Thanks to: diels alder
Note: diels alder was instrumental in helping turn this very technical subject into something much easier to understand. This is by no means a complete, technical explanation of Botany, rather it’s an understanding of the basic principles.
Many times I’ve seen in posts that “roots grow during the dark.”. If this were true, the 24/0 photoperiod would result in a plant with a tiny root structure, if one at all! We know this is not the case - so how does it actually work?
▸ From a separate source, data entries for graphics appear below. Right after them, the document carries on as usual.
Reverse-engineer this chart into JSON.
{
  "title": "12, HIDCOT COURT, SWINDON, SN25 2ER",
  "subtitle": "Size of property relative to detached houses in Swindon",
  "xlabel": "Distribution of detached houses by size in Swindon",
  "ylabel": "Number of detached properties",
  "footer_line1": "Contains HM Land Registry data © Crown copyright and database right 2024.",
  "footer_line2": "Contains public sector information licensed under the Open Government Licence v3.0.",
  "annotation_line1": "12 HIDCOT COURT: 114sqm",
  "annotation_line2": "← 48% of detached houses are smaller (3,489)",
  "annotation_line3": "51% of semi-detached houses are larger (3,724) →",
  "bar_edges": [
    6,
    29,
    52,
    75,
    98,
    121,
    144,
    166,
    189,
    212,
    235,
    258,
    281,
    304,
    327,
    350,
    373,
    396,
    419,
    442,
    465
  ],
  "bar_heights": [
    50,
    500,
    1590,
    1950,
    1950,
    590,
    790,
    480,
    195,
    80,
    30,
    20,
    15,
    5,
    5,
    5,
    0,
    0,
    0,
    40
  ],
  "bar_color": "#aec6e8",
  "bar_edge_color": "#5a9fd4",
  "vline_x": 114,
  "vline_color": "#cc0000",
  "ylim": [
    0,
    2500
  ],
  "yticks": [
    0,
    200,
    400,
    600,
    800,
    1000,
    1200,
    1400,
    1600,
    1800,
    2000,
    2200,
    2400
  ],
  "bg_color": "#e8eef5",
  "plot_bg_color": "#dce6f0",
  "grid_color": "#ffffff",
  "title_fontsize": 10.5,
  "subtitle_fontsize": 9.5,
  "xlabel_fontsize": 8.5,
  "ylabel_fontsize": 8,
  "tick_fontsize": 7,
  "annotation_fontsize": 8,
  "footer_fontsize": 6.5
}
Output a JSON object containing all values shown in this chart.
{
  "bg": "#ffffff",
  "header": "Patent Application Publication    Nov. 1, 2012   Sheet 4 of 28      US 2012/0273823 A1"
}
To simplify things, lets use an analogy. Try to think of a plant as a building… one constantly under construction. The plant needs raw materials, (fertilizers and water), and energy (light) in order to “build itself”. The raw materials are the “bricks and mortar” of the building. The energy is the workers, vehicles and power tools used to assemble the building.
The Plant is capable of storing some raw materials and some energy for use later, but the amount is limited...think of a warehouse and a battery.
During the day however, the plant is not as efficient at building itself, as it is at night (lights OFF.) It can build itself, but not as quickly.
The bad news: since there is no light energy, the plant must rely on energy it stored while the lights were ON (its stored energy). (Essentially, the plant is running on batteries, and using raw material from the warehouse.)
There is no light energy to collect. Since the plant needs energy to absorb more raw materials, it is easier for the plant to use raw materials that it stored during the day than it is to absorb raw materials through its roots.
One last thing to remember is the fact that a plant will always strive to maintain a balance between the size of its roots and the size of its canopy (Leaf mass.) The roots must be big enough to supply as much raw materials as the canopy can use, and the canopy must be big enough to provide the energy required to store those raw materials….
If you actually measured them several times daily over several days, you’d notice that they actually DO get bigger at night, but roots and canopy at the same rate, unless either has been trimmed, and as long as the “batteries” hold out.